Since January 2016, 17 new immigration judges have been sworn in by the Executive Office for Immigration Review (EOIR), which falls under the purview of the Department of Justice (DOJ). Before the creation of the Department of Homeland Security (DHS), the Immigration and Naturalization Service (INS) fell under DOJ as well. Last year, EOIR was given latitude to hire additional immigration judges nationwide. These administrative law judicial positions are basically appointments for life, unlike local state and county court judges. This factor in itself is often problematic, as a sitting immigration judge can become jaded and distrustful after hearing similar claims from respondent’s who appear before them.
It has been recently calculated that there are close to 500,000 immigration cases presently before the EOIR. On average, it takes a respondent over 1000 days (or more than 3 years) to have their final case adjudicated before an immigration judge.
This delay is caused by the sheer number of cases being filed by DHS and the inability of the immigration courts and judges to complete cases. In the case of an individual who is seeking political asylum before the immigration court, they can often wait close to three years to have their day in court. Often, the time in “legal limbo” that these individuals experience compounds the stress they have already experienced, by relocating to a new country and seeking the mercy of the U.S. government, asking them to listen to their cry for help and grant them permission to remain in the country.
In order to address this backlog, Congress has attempted to implement policies in the past few years that force the hands of the immigration judges to hear cases quickly. This is often accomplished to the detriment of the applicants, who are forced to present their case before having the opportunity to seek adequate legal representation. Judges also limit amount of time each individual has to present their case, often cutting off testimony in the interest of time, but clearly not in the best interest of the case.

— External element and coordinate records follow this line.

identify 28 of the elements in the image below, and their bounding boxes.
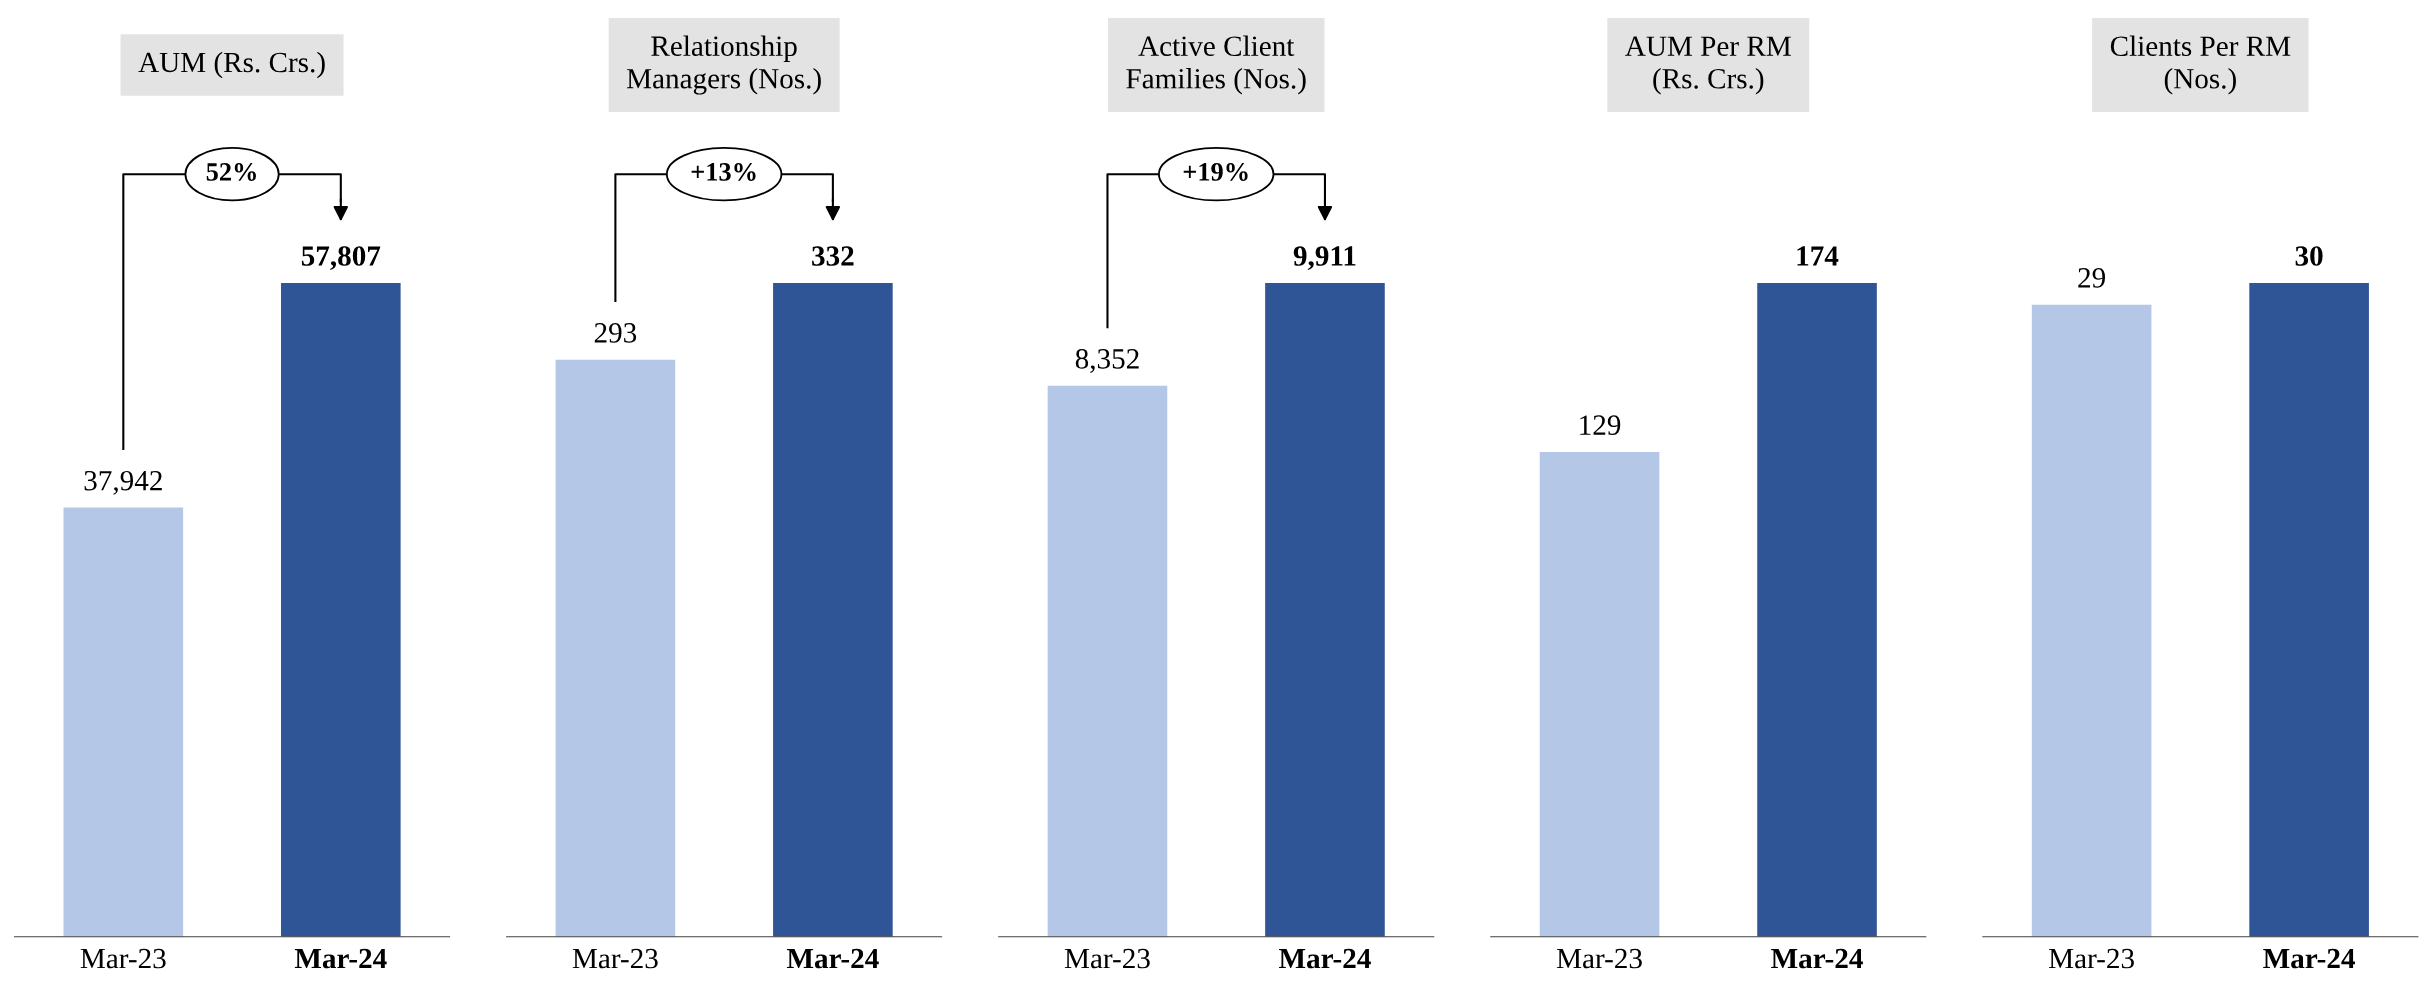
x-tick-label: Mar-24: [294, 948, 387, 969]
x-tick-label: Mar-23: [2049, 948, 2134, 969]
data-label: 30: [2295, 246, 2323, 266]
x-tick-label: Mar-23: [1556, 948, 1642, 969]
chart-title: Active Client Families (Nos.): [1126, 35, 1306, 95]
data-label: 129: [1580, 415, 1621, 435]
chart-title: Relationship Managers (Nos.): [626, 35, 821, 95]
data-label: 8,352: [1075, 349, 1139, 373]
x-tick-label: Mar-24: [2263, 948, 2355, 969]
x-tick-label: Mar-23: [572, 948, 658, 969]
x-tick-label: Mar-23: [1064, 948, 1150, 969]
text: +19%: [1183, 162, 1248, 181]
chart-title: AUM Per RM (Rs. Crs.): [1625, 36, 1791, 95]
data-label: 9,911: [1293, 246, 1356, 271]
data-label: 37,942: [84, 470, 162, 495]
x-tick-label: Mar-24: [786, 948, 879, 969]
data-label: 29: [2078, 268, 2106, 288]
text: 52%: [206, 162, 256, 181]
x-tick-label: Mar-23: [80, 948, 166, 969]
data-label: 332: [812, 246, 854, 266]
x-tick-label: Mar-24: [1771, 948, 1863, 969]
data-label: 57,807: [301, 246, 381, 271]
data-label: 293: [594, 323, 637, 343]
text: +13%: [691, 162, 756, 181]
chart-title: Clients Per RM (Nos.): [2110, 35, 2291, 95]
data-label: 174: [1797, 246, 1839, 266]
x-tick-label: Mar-24: [1279, 948, 1371, 969]
chart-title: AUM (Rs. Crs.): [138, 51, 325, 79]
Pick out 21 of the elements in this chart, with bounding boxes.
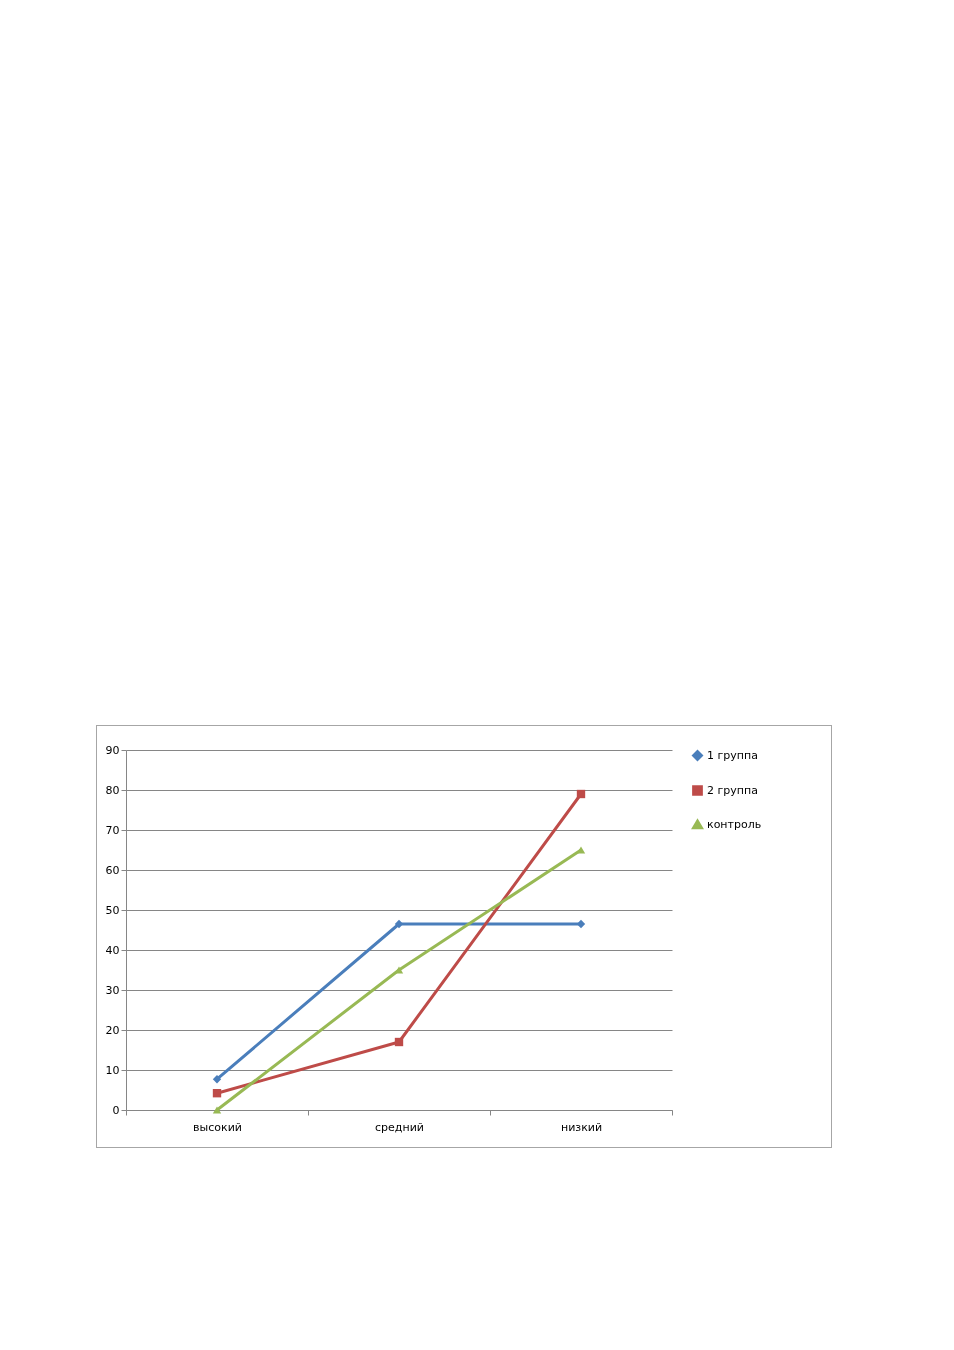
x-tick-label: низкий bbox=[560, 1120, 603, 1134]
legend-label: контроль bbox=[707, 817, 762, 831]
point bbox=[212, 1089, 222, 1098]
y-tick-label: 50 bbox=[105, 903, 120, 917]
point bbox=[394, 1037, 404, 1047]
y-tick-label: 70 bbox=[105, 823, 120, 837]
point bbox=[576, 789, 586, 799]
y-tick-label: 80 bbox=[105, 783, 120, 797]
y-tick-label: 10 bbox=[105, 1063, 120, 1077]
y-tick-label: 90 bbox=[105, 743, 120, 757]
legend-label: 2 группа bbox=[707, 783, 758, 797]
y-tick-label: 20 bbox=[105, 1023, 120, 1037]
point bbox=[212, 1106, 222, 1114]
legend-label: 1 группа bbox=[707, 748, 758, 762]
x-tick-label: средний bbox=[375, 1120, 424, 1134]
y-tick-label: 60 bbox=[105, 863, 120, 877]
point bbox=[212, 1075, 222, 1084]
y-tick-label: 30 bbox=[105, 983, 120, 997]
y-tick-label: 40 bbox=[105, 943, 120, 957]
y-tick-label: 0 bbox=[112, 1103, 120, 1117]
x-tick-label: высокий bbox=[193, 1120, 242, 1134]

Transitional Access Records Clearinghouse (TRAC) recently released data that estimated close to 100,000 cases were “completed” in the immigration courts to date, for the 2016 fiscal year (which begins in October, the previous year). When a case is completed, it can mean that the case was terminated by the judge, often because the DHS failed to prove the charges it had launched against the respondent. A closed case, can mean that relief was granted, denied, or voluntary departure was granted. Case completion is a numbers game for many immigration judges who strive for what they commonly refer to as a “rocket docket.”
As long as immigrants keep entering the country and DHS continues to seek their removal, immigration courts will continue to be overwhelmed by the massive number of cases on the docket. Even with the push for expedited hearings, immigration courts simply cannot keep up with the sheer number of cases. Until a solution is reached, individuals will continue to wait their turn to see the judge, unless, like many, they will give up entirely and return home.